Thursday, May 15, 2014

I guess we would call this a success, but it doesn't feel like it to me.  Indeed, it feels like someone is taking advantage of the good will of doctors.

Here's the story, reported by Adam Ragesua at Marketplace.  Excerpts:

Across the country, a few hospitals have come up with a counterintuitive way to save themselves money: offer minor surgery for free.

The doctors work on Sundays for free, while the facilities and diagnostics are donated by the Medical Center of Central Georgia.

 “This is a way that we can support this program, with patients that we would likely see anyway, that would be in our system because they have a need that hasn’t been taken care of,” said Roz McMillan, one of the hospital’s vice presidents.

In other words, Lammon Green’s lemon-sized cyst was probably going to land him in the emergency room eventually, and since he’s uninsured, the hospital would’ve ended up eating much of the cost.
Cutting the thing off before it gets that bad is a much simpler procedure.

By donating their services instead, the hospital is saving themselves thousands of dollars in the long run, said Laura Ebert, who runs a program called “Surgery on Sunday” in Lexington, Kentucky that started in 2005.

Is this sensible or simply a perverse result in states that have chosen not to expand Medicaid?  But it goes further than that, as Adam reports:

Low income people in many states are getting insurance through an expanded Medicaid, but their deductible for an elective surgery could be as high as $10,000.

“Hernias and gallbladders and things that we do on a regular basis are considered elective surgery, not life-threatening, so therefore they’ll have to pay their deductible,” Ebert said.

That means people are likely to put off their surgery. The problem gets worse, they end up in the E.R., and Medicaid reimbursements are low -- so again the hospital gets stuck eating some cost.

As long as a hospital has a doctor willing to donate her time, it might be cheaper to take out that gallbladder for free.

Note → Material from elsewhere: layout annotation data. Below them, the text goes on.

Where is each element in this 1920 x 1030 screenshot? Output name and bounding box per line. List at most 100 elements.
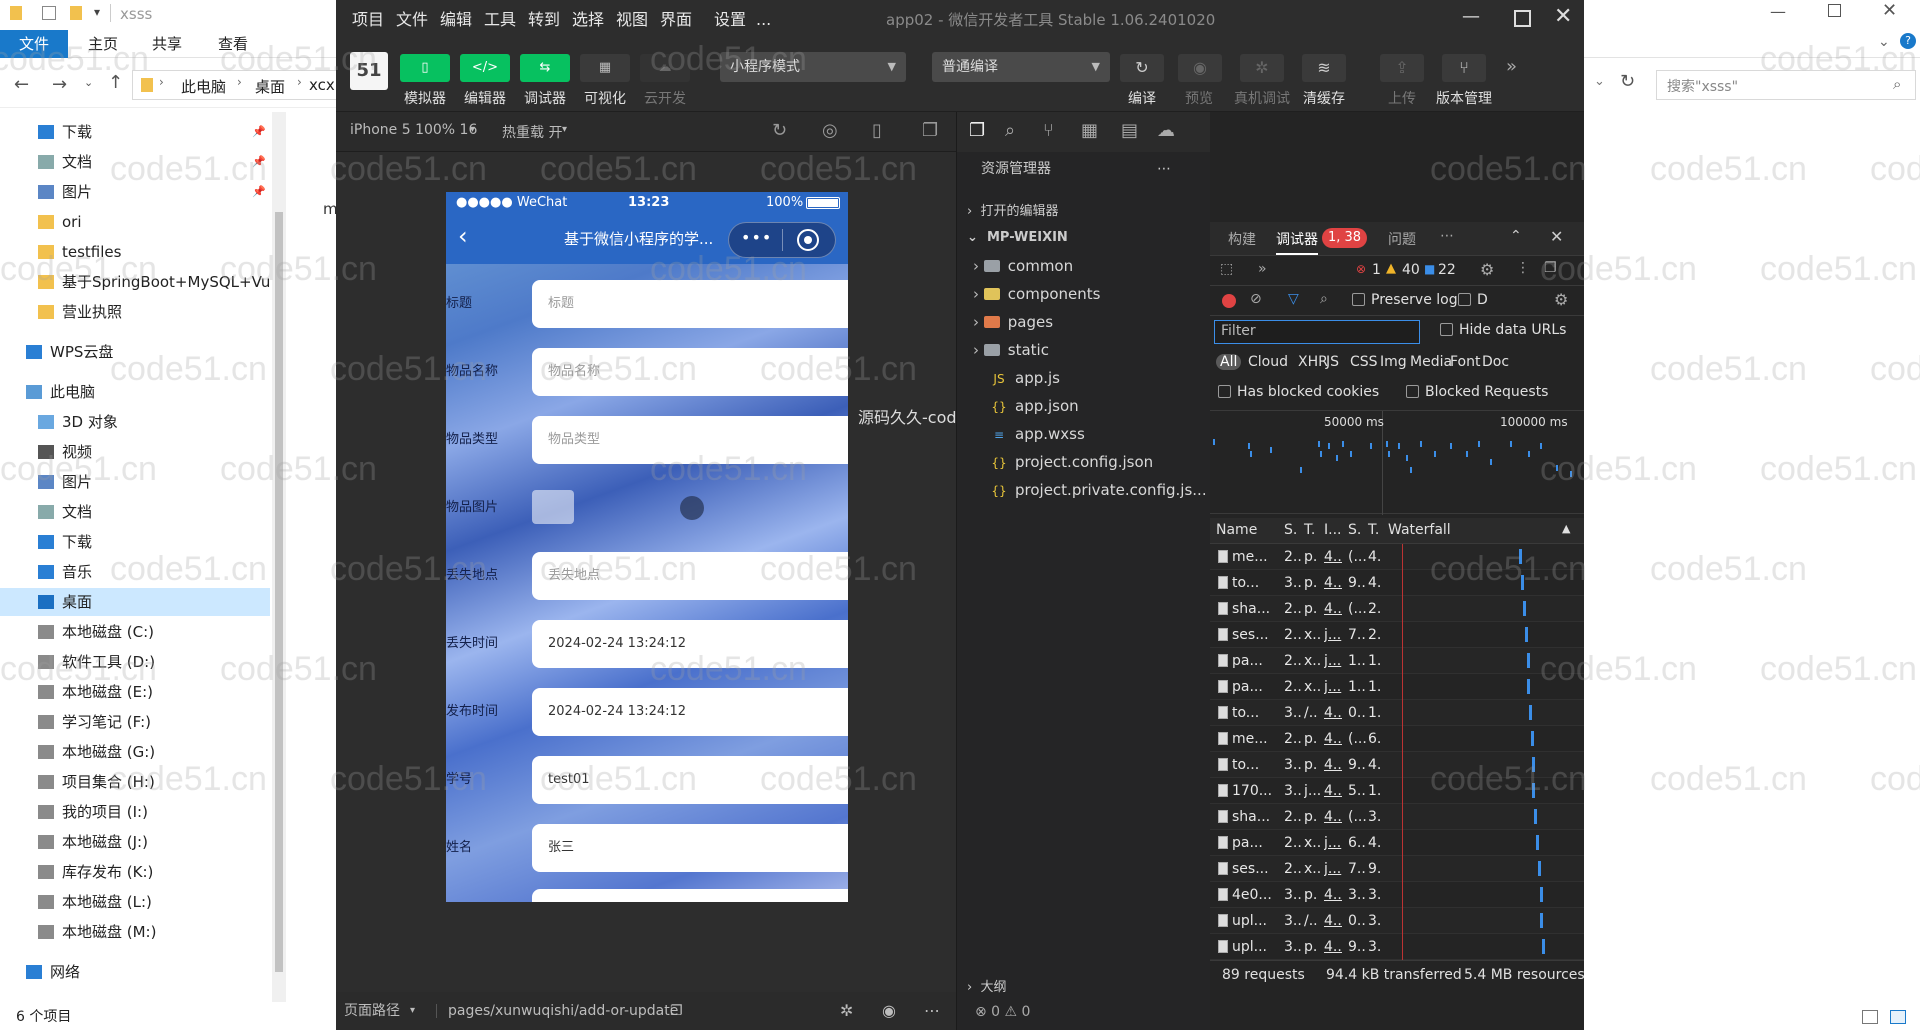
compile-button[interactable]: ↻ [1120,54,1164,82]
nav-item[interactable]: 图片 📌 [0,178,270,206]
collapse-icon[interactable]: ⌃ [1510,228,1522,244]
table-row[interactable]: me... 2..p. 4... (...6. [1210,726,1584,752]
nav-item[interactable]: 网络 [0,958,270,986]
nav-item[interactable]: 基于SpringBoot+MySQL+Vu [0,268,270,296]
avatar[interactable]: 51 [350,52,388,90]
cloud-dev-button[interactable]: ☁ [640,54,690,82]
version-manage-button[interactable]: ⑂ [1442,54,1486,82]
more-panels-icon[interactable]: » [1258,261,1267,277]
pin-icon[interactable]: 📌 [252,118,266,146]
filter-input[interactable]: Filter [1214,320,1420,344]
menu-goto[interactable]: 转到 [528,0,560,40]
network-timeline-overview[interactable]: 50000 ms 100000 ms [1210,410,1584,515]
warning-count[interactable]: 40 [1402,262,1420,278]
gear-icon[interactable]: ⚙ [1480,260,1494,279]
col-waterfall[interactable]: Waterfall [1388,522,1451,538]
editor-toggle-button[interactable]: </> [460,54,510,82]
table-row[interactable]: 4e0...3..p.4...3..3. [1210,882,1584,908]
inspect-icon[interactable]: ⬚ [1220,261,1233,277]
clear-cache-button[interactable]: ≋ [1302,54,1346,82]
pin-icon[interactable]: 📌 [252,148,266,176]
nav-item[interactable]: 我的项目 (I:) [0,798,270,826]
form-input[interactable]: 2024-02-24 13:24:12 [532,620,848,668]
nav-item[interactable]: WPS云盘 [0,338,270,366]
breadcrumb-desktop[interactable]: 桌面 [255,76,285,97]
nav-item[interactable]: 文档 [0,498,270,526]
ribbon-tab-share[interactable]: 共享 [152,30,182,58]
nav-item[interactable]: 本地磁盘 (E:) [0,678,270,706]
more-icon[interactable]: ⋯ [924,992,940,1030]
problems-count[interactable]: ⊗ 0 ⚠ 0 [975,998,1030,1026]
nav-item[interactable]: 桌面 [0,588,270,616]
nav-item[interactable]: 学习笔记 (F:) [0,708,270,736]
extensions-icon[interactable]: ▦ [1081,120,1098,141]
remote-debug-button[interactable]: ✲ [1240,54,1284,82]
open-editors-section[interactable]: › 打开的编辑器 [967,198,1058,226]
table-row[interactable]: upl... 3..p. 4... 9..3. [1210,934,1584,960]
nav-scrollbar[interactable] [272,112,286,1002]
preview-button[interactable]: ◉ [1178,54,1222,82]
menu-interface[interactable]: 界面 [660,0,692,40]
qat-dropdown-icon[interactable]: ▾ [94,5,100,19]
nav-item[interactable]: 3D 对象 [0,408,270,436]
upload-button[interactable]: ⇪ [1380,54,1424,82]
eye-icon[interactable]: ◉ [882,992,896,1030]
maximize-icon[interactable] [1828,4,1841,17]
nav-item[interactable]: 项目集合 (H:) [0,768,270,796]
bug-icon[interactable]: ✲ [840,992,853,1030]
form-input[interactable]: 物品名称 [532,348,848,396]
device-select[interactable]: iPhone 5 100% 16 [350,122,477,138]
minimize-icon[interactable]: — [1770,2,1786,21]
file-tree-item[interactable]: ≡ app.wxss [991,420,1085,448]
files-icon[interactable]: ❐ [969,120,985,141]
table-row[interactable]: to... 3..p. 4... 9..4. [1210,752,1584,778]
root-folder[interactable]: ⌄ MP-WEIXIN [967,224,1068,252]
checkbox-icon[interactable] [42,6,56,20]
table-row[interactable]: ses... 2.. x.. j... 7.. 2. [1210,622,1584,648]
tab-build[interactable]: 构建 [1228,229,1256,249]
tab-debugger[interactable]: 调试器 [1276,229,1318,249]
type-filter-js[interactable]: JS [1326,354,1339,370]
nav-item[interactable]: 本地磁盘 (C:) [0,618,270,646]
table-row[interactable]: to... 3../.. 4... 0..1. [1210,700,1584,726]
ribbon-tab-home[interactable]: 主页 [88,30,118,58]
more-icon[interactable]: ⋯ [1440,228,1454,244]
cloud-icon[interactable]: ☁ [1157,120,1175,141]
mode-select[interactable]: 小程序模式 ▼ [720,52,906,82]
detach-icon[interactable]: ❐ [922,120,938,141]
file-tree-item[interactable]: › static [973,336,1049,364]
search-icon[interactable]: ⌕ [1005,120,1015,141]
copy-icon[interactable]: ❐ [670,992,683,1030]
preserve-log-checkbox[interactable]: Preserve log [1352,292,1458,308]
table-row[interactable]: 170... 3..j...4... 5..1. [1210,778,1584,804]
menu-edit[interactable]: 编辑 [440,0,472,40]
breadcrumb[interactable]: › 此电脑 › 桌面 › xcx [132,70,338,100]
nav-item[interactable]: 本地磁盘 (J:) [0,828,270,856]
help-icon[interactable]: ? [1900,33,1916,49]
menu-file[interactable]: 文件 [396,0,428,40]
form-input[interactable]: 物品类型 [532,416,848,464]
more-chevron-icon[interactable]: » [1506,56,1517,77]
ribbon-expand-icon[interactable]: ⌄ [1878,34,1890,50]
minimize-icon[interactable]: — [1462,6,1480,27]
tab-problems[interactable]: 问题 [1388,229,1416,249]
phone-icon[interactable]: ▯ [872,120,882,141]
dock-icon[interactable]: ❐ [1544,260,1557,276]
maximize-icon[interactable] [1514,10,1531,27]
file-tree-item[interactable]: {} project.config.json [991,448,1153,476]
form-input[interactable]: 张三 [532,824,848,872]
blocked-cookies-checkbox[interactable]: Has blocked cookies [1218,384,1379,400]
close-icon[interactable]: ✕ [1550,227,1563,246]
file-tree-item[interactable]: › pages [973,308,1053,336]
nav-item[interactable]: 下载 📌 [0,118,270,146]
table-row[interactable]: pa... 2.. x.. j... 1.. 1. [1210,674,1584,700]
ribbon-file-tab[interactable]: 文件 [0,30,68,58]
table-row[interactable]: upl... 3../.. 4... 0..3. [1210,908,1584,934]
table-row[interactable]: pa... 2.. x.. j... 6.. 4. [1210,830,1584,856]
address-dropdown-icon[interactable]: ⌄ [1594,74,1605,89]
file-tree-item[interactable]: {} project.private.config.js... [991,476,1206,504]
layout-icon[interactable]: ▤ [1121,120,1138,141]
menu-project[interactable]: 项目 [352,0,384,40]
menu-more[interactable]: ... [756,0,771,40]
table-row[interactable]: ses... 2.. x.. j... 7.. 9. [1210,856,1584,882]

Sorry folks, but this is sick.  Now, Adam adds in a comment:

Maybe this is the thing I didn't communicate effectively: all of the free surgery programs I'm talking about here were started by surgeons as their own volunteer enterprises. They then got the hospitals on board to donate facilities, materials, and liability coverage, and I wanted to explain one of the hospitals' motivations for doing so. I didn't include a skeptical doc because I simply didn't encounter one -- it was their idea to donate their own time on Sundays.

That is lovely, for sure, but in my mind it still remains wrong that this should be necessary as a solution to this problem created by state governments.